= HPER Complex =

Facility at the University of Central Arkansas

The HPER Complex (short for Health, Physical Education, and Recreation) is a multipurpose facility on the campus of the University of Arkansas. Built in 1984, it is designed to house the entire Health Science, Kinesiology, Recreation, and Dance programs. The department of University Recreation is housed in the HPER and helps to run the daily operation of the facility. It has four levels (floors), as listed below. The facility is currently under the direction of Becky Todd, Executive Director of University Recreation.

The building was designed by Mott, Mobley, McGowan & Griffin of Fort Smith.

==Level 1==
Level 1 is home to ten racquetball courts (eight of which have glass back walls, and two of which have solid black walls), as well as an observation lounge. Two of the courts are even marked for wallyball and squash.
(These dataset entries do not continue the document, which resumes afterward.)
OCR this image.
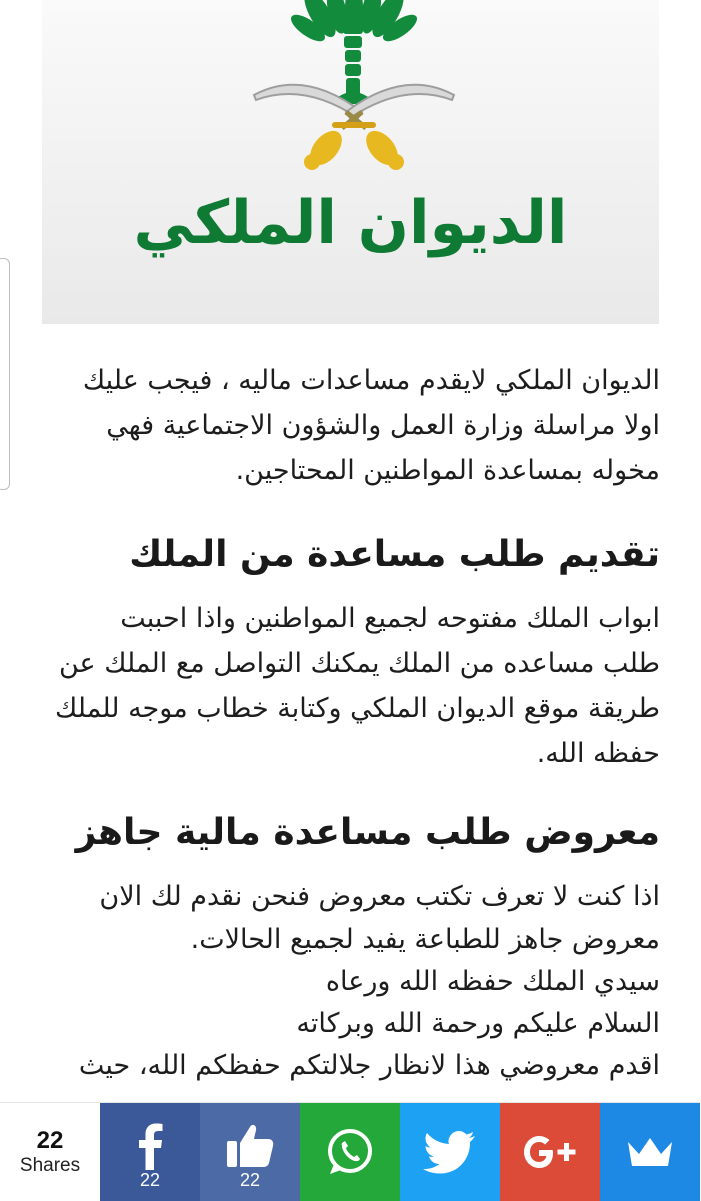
الديوان الملكي

الديوان الملكي لايقدم مساعدات ماليه ، فيجب عليك

اولا مراسلة وزارة العمل والشؤون الاجتماعية فهي

مخوله بمساعدة المواطنين المحتاجين.

تقديم طلب مساعدة من الملك

ابواب الملك مفتوحه لجميع المواطنين واذا احببت

طلب مساعده من الملك يمكنك التواصل مع الملك عن

طريقة موقع الديوان الملكي وكتابة خطاب موجه للملك

حفظه الله.

معروض طلب مساعدة مالية جاهز

اذا كنت لا تعرف تكتب معروض فنحن نقدم لك الان

معروض جاهز للطباعة يفيد لجميع الحالات.

سيدي الملك حفظه الله ورعاه

السلام عليكم ورحمة الله وبركاته

اقدم معروضي هذا لانظار جلالتكم حفظكم الله، حيث

22
Shares
22	22
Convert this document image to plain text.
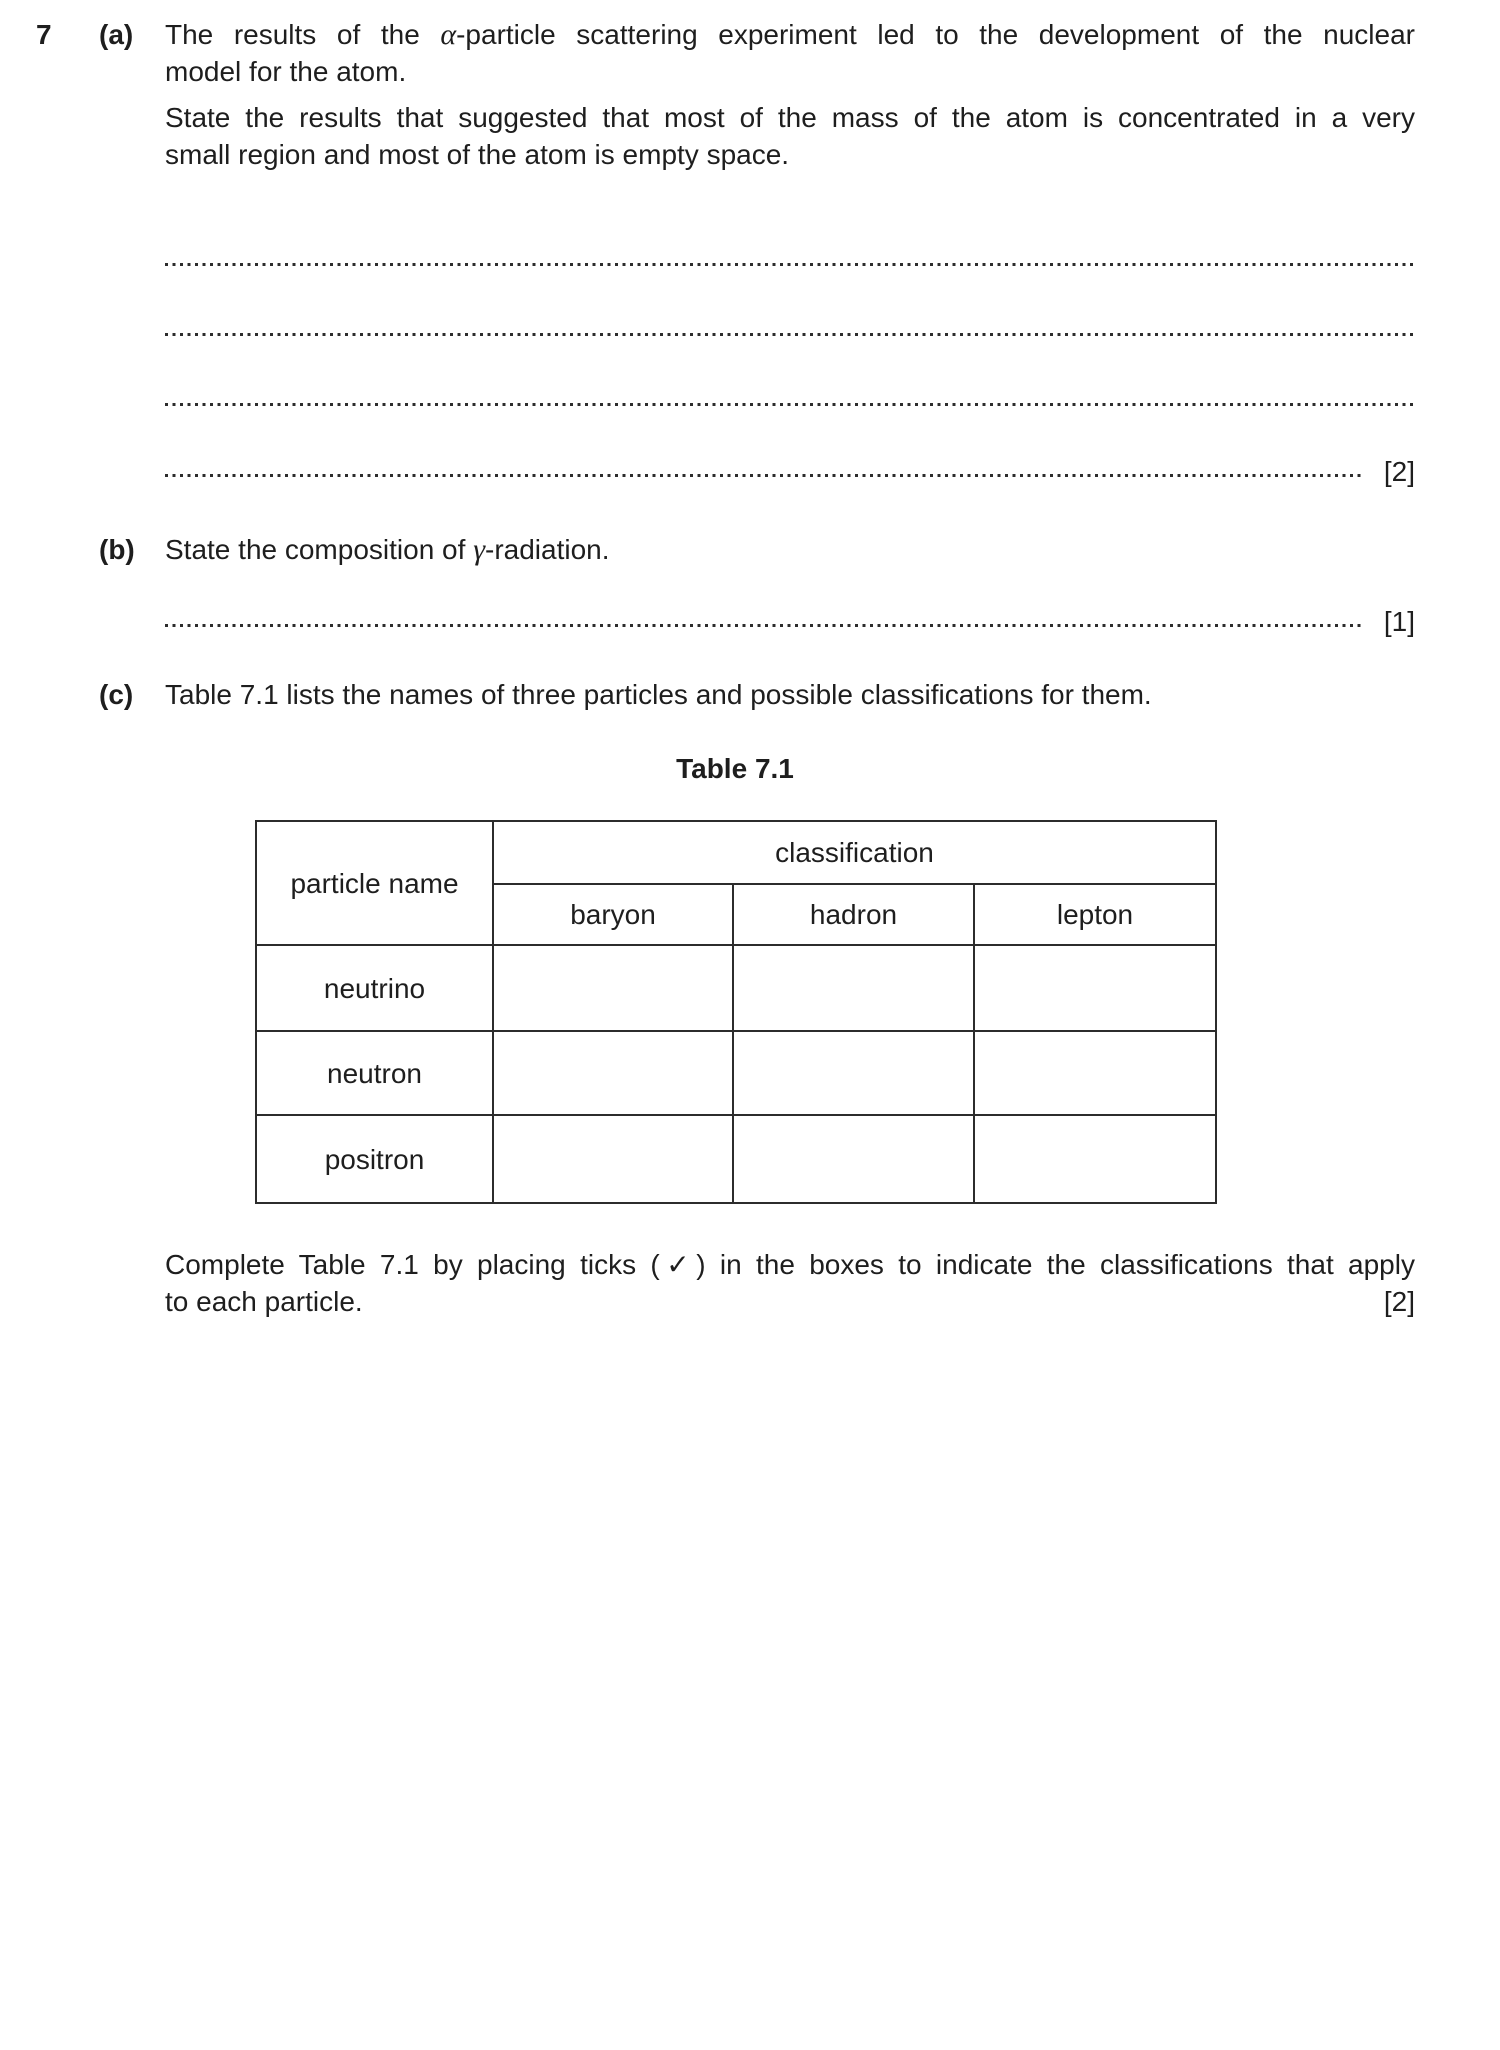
7 (a) The results of the α-particle scattering experiment led to the development of the nuclear
model for the atom.
State the results that suggested that most of the mass of the atom is concentrated in a very
small region and most of the atom is empty space.
[2]
(b) State the composition of γ-radiation.
[1]
(c) Table 7.1 lists the names of three particles and possible classifications for them.
Table 7.1
particle name	classification		
	baryon	hadron	lepton
neutrino			
neutron			
positron			
Complete Table 7.1 by placing ticks (✓) in the boxes to indicate the classifications that apply
to each particle.	[2]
It also is home to the Outdoor Connection Center, where various outdoor equipment can be rented at a nominal fee.

==Level 2==
Level 2 is home to 50-meter, 533,000 gallon natatorium (unique in its shallowest end being in the middle), a multiple-activity gymnasium with a seating capacity of 400 and a regulation-sized college basketball court (which is part-time home to the Arkansas Fantastics of the American Basketball Association), the Donna Auxum Fitness & Weight Training Center, and two dance studios (a practice one, and a performance one with a seating capacity of 200).

==Level 3==
Level 3 is home to three gymnasiums, a human performance laboratory, five classrooms, and the faculty offices.

==Level 4==
The top level holds a jogging track, with the outside lane 1/8 mi in length.